The repertoire of Menuhin Competition that year was particularly interesting and varied. All the contestants had to play a piece by Ole Bull instead of Paganini (personally I don’t think Bull is any easier than Paganini), and in the second round we all have to play a Beethoven String Quartet with the members of Vertavo Quartet, with only 30 minutes of rehearsal time prior to the performance. In addition, we all had to perform a piece by Nordheim for violin and electronic delay unit – which I tried so hard to design, and finally succeeded by using a sound software, NOT knowing that the competition is providing the unit already…
One thing I remember the most was the friendly environment in the competition – all the participants were so nice and warm to each other, and even the juries were extremely open to questions and concerns. Even after so many years, I’m still connected with some of the friends from the competition.

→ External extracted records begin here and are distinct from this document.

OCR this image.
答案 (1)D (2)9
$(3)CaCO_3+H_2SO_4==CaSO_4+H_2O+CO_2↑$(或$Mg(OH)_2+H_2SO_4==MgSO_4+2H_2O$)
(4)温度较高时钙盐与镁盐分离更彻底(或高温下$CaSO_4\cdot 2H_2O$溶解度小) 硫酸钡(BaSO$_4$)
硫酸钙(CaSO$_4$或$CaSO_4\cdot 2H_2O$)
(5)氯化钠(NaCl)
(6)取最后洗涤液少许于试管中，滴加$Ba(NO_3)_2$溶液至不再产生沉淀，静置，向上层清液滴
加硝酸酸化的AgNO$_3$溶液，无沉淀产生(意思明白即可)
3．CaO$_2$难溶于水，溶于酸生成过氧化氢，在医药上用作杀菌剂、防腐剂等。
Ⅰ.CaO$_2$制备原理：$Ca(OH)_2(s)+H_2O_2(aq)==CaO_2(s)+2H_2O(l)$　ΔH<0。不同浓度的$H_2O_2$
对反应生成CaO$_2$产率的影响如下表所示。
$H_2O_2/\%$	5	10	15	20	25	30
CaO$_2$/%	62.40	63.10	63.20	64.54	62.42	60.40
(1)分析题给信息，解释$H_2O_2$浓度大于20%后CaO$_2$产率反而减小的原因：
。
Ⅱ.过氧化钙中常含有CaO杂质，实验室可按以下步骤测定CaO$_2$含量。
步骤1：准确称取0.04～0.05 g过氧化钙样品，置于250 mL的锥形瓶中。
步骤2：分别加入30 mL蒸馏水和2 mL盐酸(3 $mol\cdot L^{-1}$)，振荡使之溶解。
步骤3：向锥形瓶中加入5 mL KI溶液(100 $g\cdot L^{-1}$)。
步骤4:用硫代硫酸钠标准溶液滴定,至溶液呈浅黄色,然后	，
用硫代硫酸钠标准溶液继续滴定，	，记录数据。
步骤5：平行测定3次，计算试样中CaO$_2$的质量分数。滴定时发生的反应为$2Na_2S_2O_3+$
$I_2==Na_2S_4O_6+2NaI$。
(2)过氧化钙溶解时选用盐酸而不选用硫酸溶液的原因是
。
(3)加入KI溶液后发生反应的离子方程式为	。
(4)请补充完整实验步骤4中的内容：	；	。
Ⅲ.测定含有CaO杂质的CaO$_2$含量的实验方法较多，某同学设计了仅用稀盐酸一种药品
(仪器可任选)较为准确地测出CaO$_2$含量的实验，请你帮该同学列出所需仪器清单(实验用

The final round was held in the beautiful Oslo Opera House. Many people thought that I must have been performing concertos a lot in the past, but in fact, that was my very first time playing an entire concerto with an orchestra! So I was quite nervous, but curious at the same time, as I did not know how it feels to have an orchestra behind me, instead of in front of me.
I was lucky enough to win. As important as it means to me, it really isn’t the most valuable thing I get from the experience. I realized, after all these adventures, even under the most difficult circumstances, one should never give up. Life never tells us what’s inside this box until we finally open it.